Last, Ayesha Khan presented her piece, “50 Shades of Exoticism,” a discussion about the term “exotic” in relation to women and how it is used to disempower and promote mistreatment of women.

She traced the origin of the word back to colonial times, where colonizers used it to characterize people because it meant “very different, strange, or unusual.” When Khan googled the terms “exotic” and “women of color,” the search yielded mostly porn and mail-order bride sites. Why is this a reality? Khan answered that “colonialism and imperialism implies ownership. Women of color were viewed as racially subordinate objects, therefore there is racialized sexism.” Correspondingly, radicalized sexism promotes a view of women of color as people who like to be dominated, submissive, and domesticated. The degree to which women of color are objectified and subordinated, especially in porn, promotes the normalization of extreme sexual behavior and sexual violence.

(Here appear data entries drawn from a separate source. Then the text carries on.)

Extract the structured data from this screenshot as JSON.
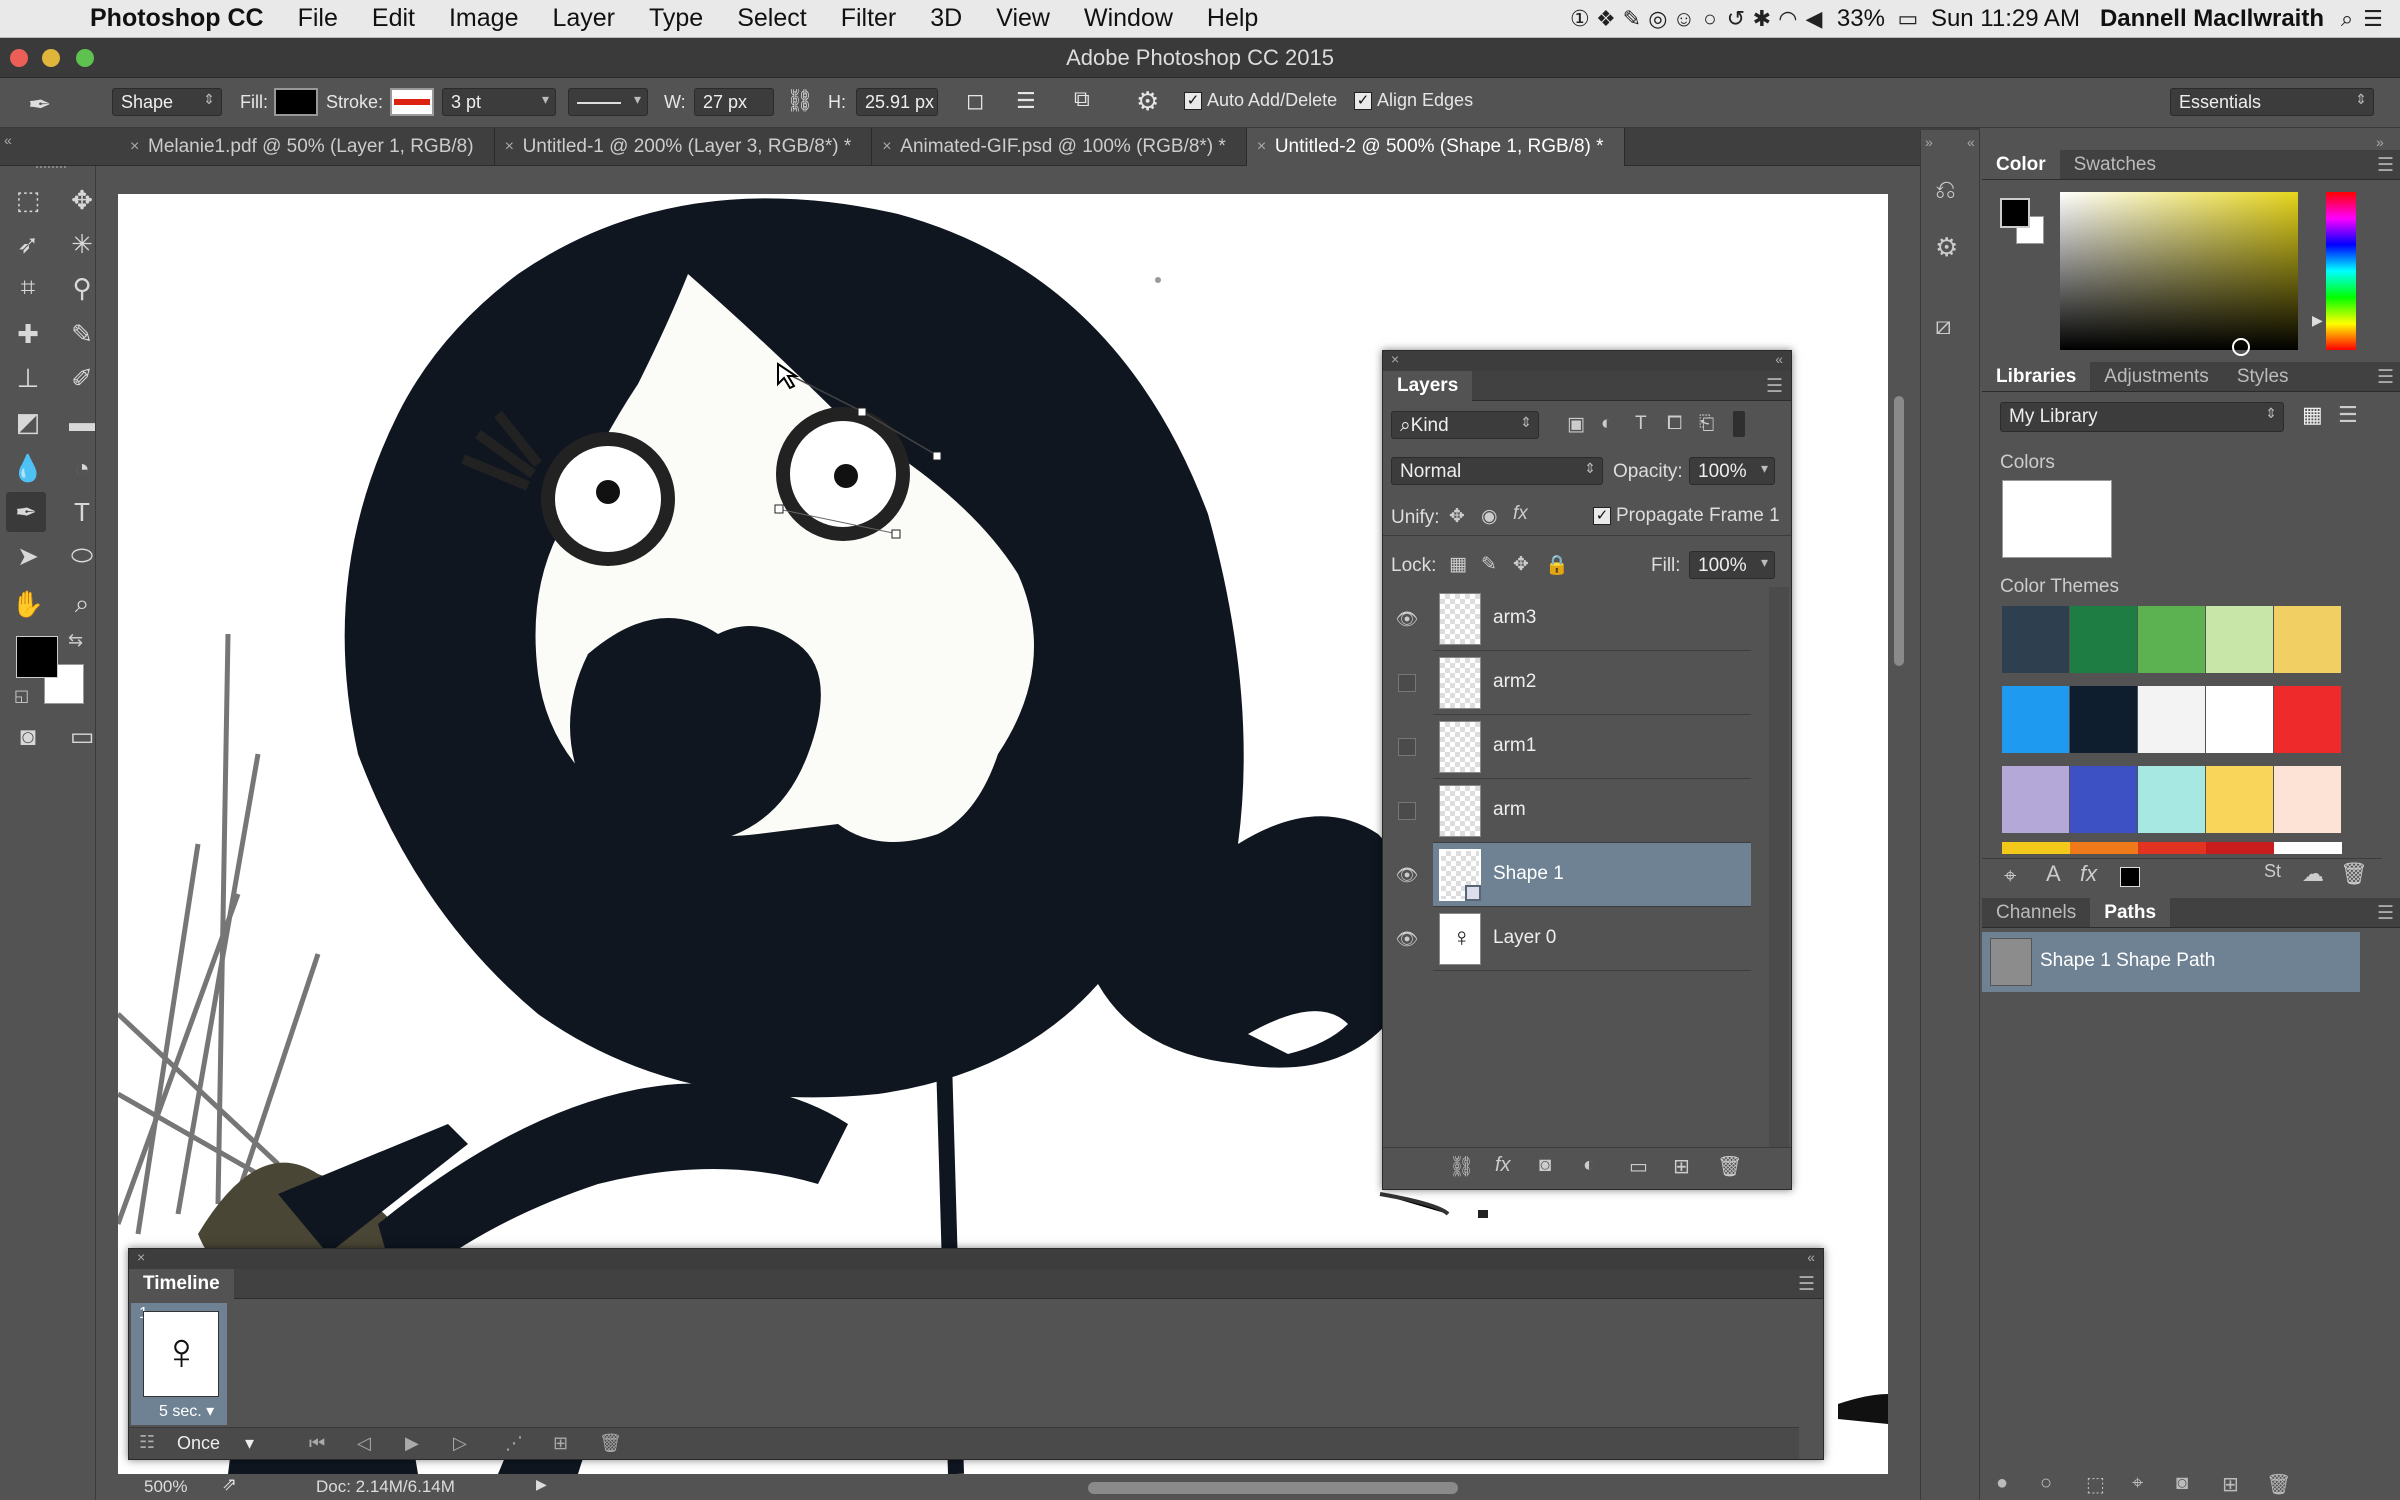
{
  "menubar": {
    "app_name": "Photoshop CC",
    "items": [
      "File",
      "Edit",
      "Image",
      "Layer",
      "Type",
      "Select",
      "Filter",
      "3D",
      "View",
      "Window",
      "Help"
    ],
    "battery": "33%",
    "clock": "Sun 11:29 AM",
    "user": "Dannell MacIlwraith"
  },
  "window": {
    "title": "Adobe Photoshop CC 2015"
  },
  "options": {
    "mode": "Shape",
    "fill_label": "Fill:",
    "stroke_label": "Stroke:",
    "stroke_width": "3 pt",
    "w_label": "W:",
    "w_value": "27 px",
    "h_label": "H:",
    "h_value": "25.91 px",
    "auto_add_delete": "Auto Add/Delete",
    "align_edges": "Align Edges",
    "workspace": "Essentials"
  },
  "tabs": [
    {
      "label": "Melanie1.pdf @ 50% (Layer 1, RGB/8)"
    },
    {
      "label": "Untitled-1 @ 200% (Layer 3, RGB/8*) *"
    },
    {
      "label": "Animated-GIF.psd @ 100% (RGB/8*) *"
    },
    {
      "label": "Untitled-2 @ 500% (Shape 1, RGB/8) *"
    }
  ],
  "status": {
    "zoom": "500%",
    "doc": "Doc: 2.14M/6.14M"
  },
  "layers": {
    "title": "Layers",
    "filter": "Kind",
    "blend_mode": "Normal",
    "opacity_label": "Opacity:",
    "opacity": "100%",
    "unify_label": "Unify:",
    "propagate": "Propagate Frame 1",
    "lock_label": "Lock:",
    "fill_label": "Fill:",
    "fill": "100%",
    "rows": [
      {
        "name": "arm3",
        "visible": true
      },
      {
        "name": "arm2",
        "visible": false
      },
      {
        "name": "arm1",
        "visible": false
      },
      {
        "name": "arm",
        "visible": false
      },
      {
        "name": "Shape 1",
        "visible": true
      },
      {
        "name": "Layer 0",
        "visible": true
      }
    ]
  },
  "timeline": {
    "title": "Timeline",
    "frame_number": "1",
    "frame_delay": "5 sec.",
    "loop": "Once"
  },
  "color_panel": {
    "tabs": [
      "Color",
      "Swatches"
    ]
  },
  "libraries": {
    "tabs": [
      "Libraries",
      "Adjustments",
      "Styles"
    ],
    "library": "My Library",
    "colors_label": "Colors",
    "themes_label": "Color Themes",
    "theme_colors": [
      [
        "#2e4050",
        "#1e7d43",
        "#5cb150",
        "#c8e6a8",
        "#f2cf63"
      ],
      [
        "#1e9bf0",
        "#0f1e2e",
        "#f3f3f3",
        "#ffffff",
        "#ee2a2a"
      ],
      [
        "#b3a8d8",
        "#3d51c4",
        "#a8e8e2",
        "#f9d55a",
        "#fde2d6"
      ]
    ]
  },
  "paths": {
    "tabs": [
      "Channels",
      "Paths"
    ],
    "items": [
      "Shape 1 Shape Path"
    ]
  }
}
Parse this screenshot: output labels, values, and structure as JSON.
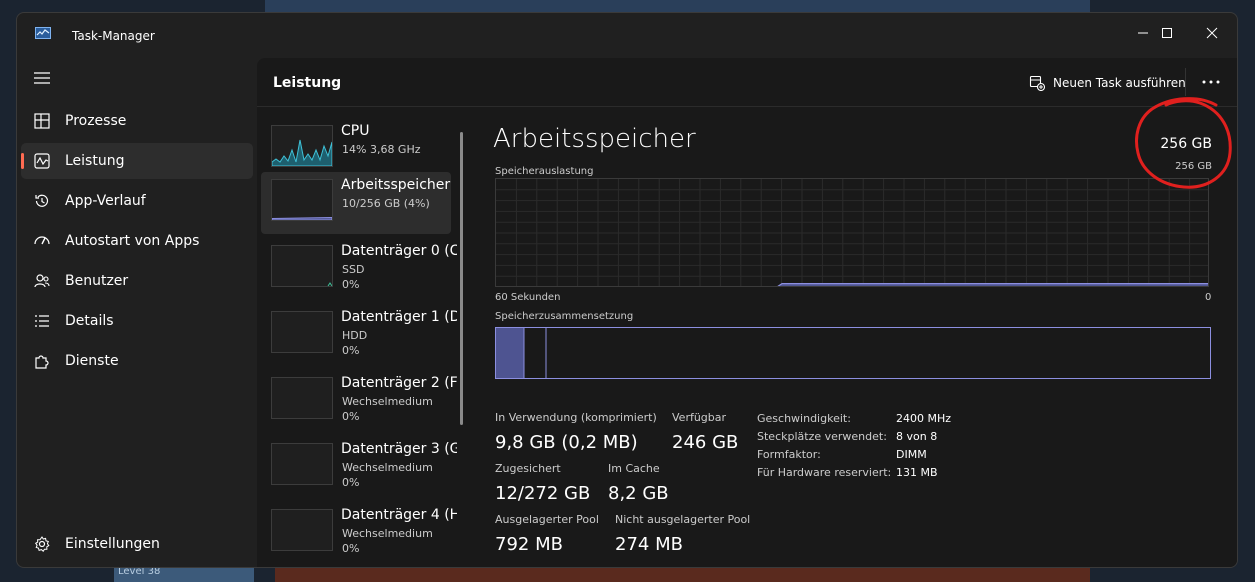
{
  "app": {
    "title": "Task-Manager"
  },
  "colors": {
    "accent": "#ff6b52",
    "memory": "#8c8fe0",
    "memory_fill": "#4e5491",
    "cpu": "#3fc2d8",
    "annotation": "#e0201e"
  },
  "background": {
    "level_text": "Level 38"
  },
  "nav": {
    "items": [
      {
        "label": "Prozesse",
        "icon": "processes-icon"
      },
      {
        "label": "Leistung",
        "icon": "performance-icon",
        "active": true
      },
      {
        "label": "App-Verlauf",
        "icon": "history-icon"
      },
      {
        "label": "Autostart von Apps",
        "icon": "startup-gauge-icon"
      },
      {
        "label": "Benutzer",
        "icon": "users-icon"
      },
      {
        "label": "Details",
        "icon": "details-list-icon"
      },
      {
        "label": "Dienste",
        "icon": "services-puzzle-icon"
      }
    ],
    "settings_label": "Einstellungen"
  },
  "header": {
    "title": "Leistung",
    "new_task_label": "Neuen Task ausführen"
  },
  "devices": [
    {
      "name": "CPU",
      "sub1": "14% 3,68 GHz",
      "sub2": ""
    },
    {
      "name": "Arbeitsspeicher",
      "sub1": "10/256 GB (4%)",
      "sub2": "",
      "active": true
    },
    {
      "name": "Datenträger 0 (C",
      "sub1": "SSD",
      "sub2": "0%"
    },
    {
      "name": "Datenträger 1 (D",
      "sub1": "HDD",
      "sub2": "0%"
    },
    {
      "name": "Datenträger 2 (F",
      "sub1": "Wechselmedium",
      "sub2": "0%"
    },
    {
      "name": "Datenträger 3 (G",
      "sub1": "Wechselmedium",
      "sub2": "0%"
    },
    {
      "name": "Datenträger 4 (H",
      "sub1": "Wechselmedium",
      "sub2": "0%"
    }
  ],
  "memory": {
    "title": "Arbeitsspeicher",
    "total": "256 GB",
    "graph_label": "Speicherauslastung",
    "graph_max": "256 GB",
    "time_label": "60 Sekunden",
    "time_right": "0",
    "composition_label": "Speicherzusammensetzung",
    "usage_percent": 4,
    "stats": {
      "in_use_label": "In Verwendung (komprimiert)",
      "in_use_value": "9,8 GB (0,2 MB)",
      "available_label": "Verfügbar",
      "available_value": "246 GB",
      "committed_label": "Zugesichert",
      "committed_value": "12/272 GB",
      "cached_label": "Im Cache",
      "cached_value": "8,2 GB",
      "paged_label": "Ausgelagerter Pool",
      "paged_value": "792 MB",
      "nonpaged_label": "Nicht ausgelagerter Pool",
      "nonpaged_value": "274 MB"
    },
    "details": [
      {
        "key": "Geschwindigkeit:",
        "value": "2400 MHz"
      },
      {
        "key": "Steckplätze verwendet:",
        "value": "8 von 8"
      },
      {
        "key": "Formfaktor:",
        "value": "DIMM"
      },
      {
        "key": "Für Hardware reserviert:",
        "value": "131 MB"
      }
    ]
  }
}
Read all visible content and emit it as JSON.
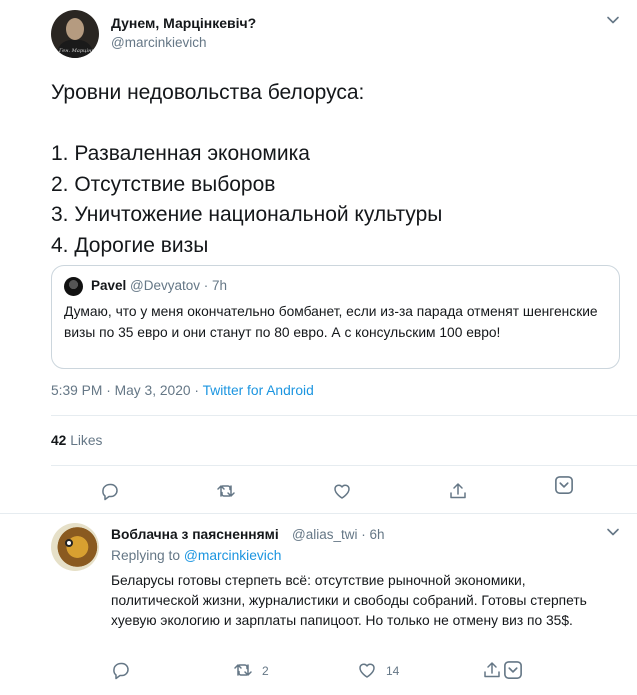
{
  "tweet": {
    "display_name": "Дунем, Марцінкевіч?",
    "handle": "@marcinkievich",
    "avatar_caption": "Ген. Марцінк",
    "text": "Уровни недовольства белоруса:\n\n1. Разваленная экономика\n2. Отсутствие выборов\n3. Уничтожение национальной культуры\n4. Дорогие визы",
    "quote": {
      "name": "Pavel",
      "handle_time": "@Devyatov · 7h",
      "text": "Думаю, что у меня окончательно бомбанет, если из-за парада отменят шенгенские визы по 35 евро и они станут по 80 евро. А с консульским 100 евро!"
    },
    "timestamp": "5:39 PM · May 3, 2020 · ",
    "source": "Twitter for Android",
    "likes_count": "42",
    "likes_label": " Likes"
  },
  "reply": {
    "display_name": "Воблачна з паясненнямі",
    "handle_time": "@alias_twi · 6h",
    "replying_prefix": "Replying to ",
    "replying_to": "@marcinkievich",
    "text": "Беларусы готовы стерпеть всё: отсутствие рыночной экономики, политической жизни, журналистики и свободы собраний. Готовы стерпеть хуевую экологию и зарплаты папицоот. Но   только не отмену виз по 35$.",
    "retweet_count": "2",
    "like_count": "14"
  },
  "icons": {
    "reply": "reply-icon",
    "retweet": "retweet-icon",
    "like": "heart-icon",
    "share": "share-icon",
    "more": "chevron-down-icon"
  },
  "colors": {
    "link": "#1b95e0",
    "muted": "#657786",
    "border": "#e6ecf0"
  }
}
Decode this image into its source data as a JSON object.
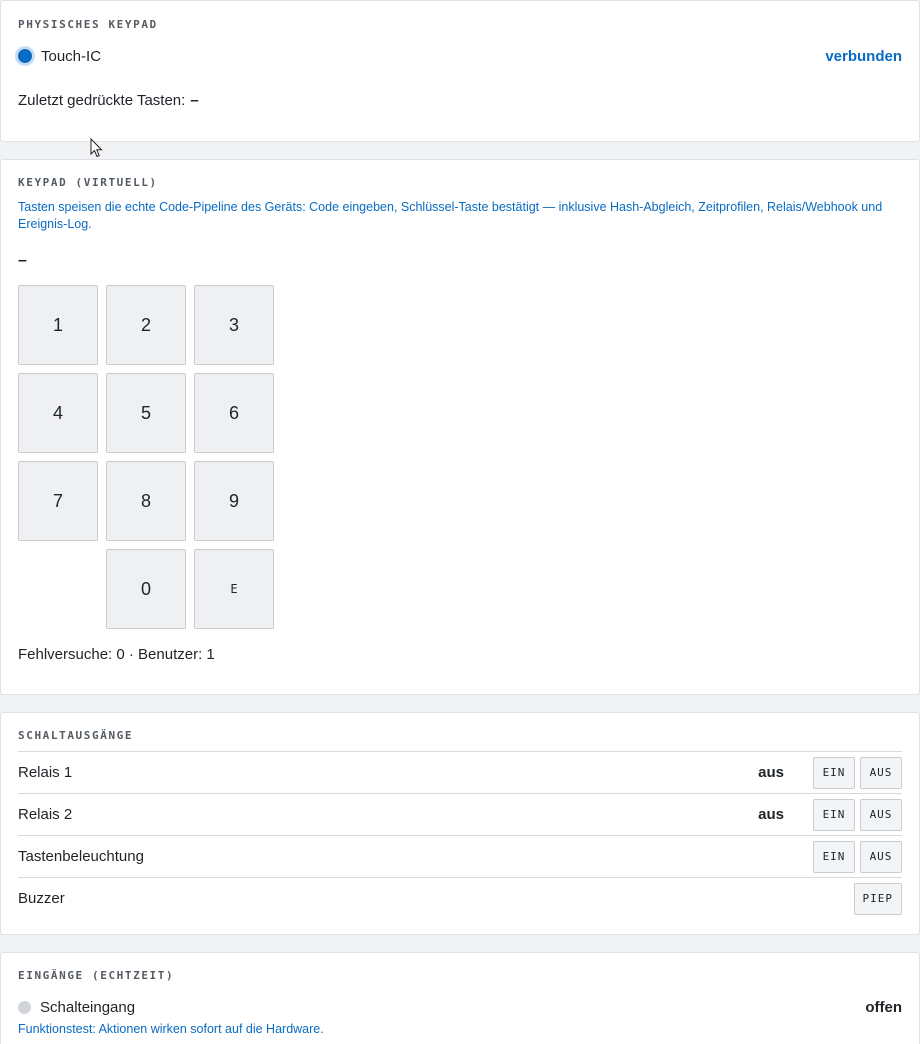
{
  "physical": {
    "title": "PHYSISCHES KEYPAD",
    "device_label": "Touch-IC",
    "status": "verbunden",
    "last_keys_label": "Zuletzt gedrückte Tasten:",
    "last_keys_value": "–"
  },
  "virtual": {
    "title": "KEYPAD (VIRTUELL)",
    "info": "Tasten speisen die echte Code-Pipeline des Geräts: Code eingeben, Schlüssel-Taste bestätigt — inklusive Hash-Abgleich, Zeitprofilen, Relais/Webhook und Ereignis-Log.",
    "display": "–",
    "keys": [
      "1",
      "2",
      "3",
      "4",
      "5",
      "6",
      "7",
      "8",
      "9",
      "0",
      "E"
    ],
    "stats": "Fehlversuche: 0 · Benutzer: 1"
  },
  "outputs": {
    "title": "SCHALTAUSGÄNGE",
    "rows": [
      {
        "name": "Relais 1",
        "state": "aus",
        "on": "EIN",
        "off": "AUS"
      },
      {
        "name": "Relais 2",
        "state": "aus",
        "on": "EIN",
        "off": "AUS"
      },
      {
        "name": "Tastenbeleuchtung",
        "on": "EIN",
        "off": "AUS"
      },
      {
        "name": "Buzzer",
        "beep": "PIEP"
      }
    ]
  },
  "inputs": {
    "title": "EINGÄNGE (ECHTZEIT)",
    "switch_label": "Schalteingang",
    "switch_state": "offen",
    "note": "Funktionstest: Aktionen wirken sofort auf die Hardware."
  },
  "colors": {
    "accent": "#0a6bc2",
    "connected_ring": "#c9def3",
    "idle_dot": "#d1d4d9"
  },
  "icons": [
    "status-dot-icon",
    "mouse-pointer-icon"
  ]
}
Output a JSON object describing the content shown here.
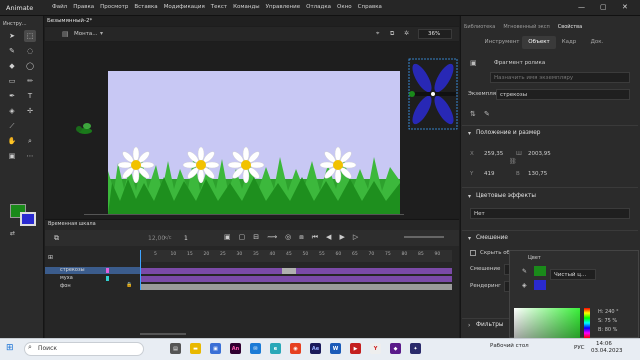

“We are more than our vaginas, I promise,” Khan said.

Aeysha Kahn speaking.
Aeysha Khan speaking.

Khan challenged everyone to realize that the “exotic” women “you see online, on TV, or on porn is not me.” By illustrating how media impacts everything we do, Khan showed how the stereotyped depiction of different ethnicities leads viewers to believe the problematic representation rather than the reality. She also asked the audience to recognize that “exotic” is not a compliment and to remember to treat every person as the human being they are.

Khan ended her speech by reading Suheir Hammad’s spoken word poem, “Not Your Erotic, Not Your Exotic.

Third-year political science major Negeen Sadeghi came out to the panel event because she is interested in these types of issues. Sadeghi said, “It’s really important to have a conversation about the misrepresentation of women in our society. It’s a good dialogue to have.”

We need to continue this dialogue by consciously challenging gender representation in the media and addressing the consequential normalization of harassment, abuse, and sexual violence.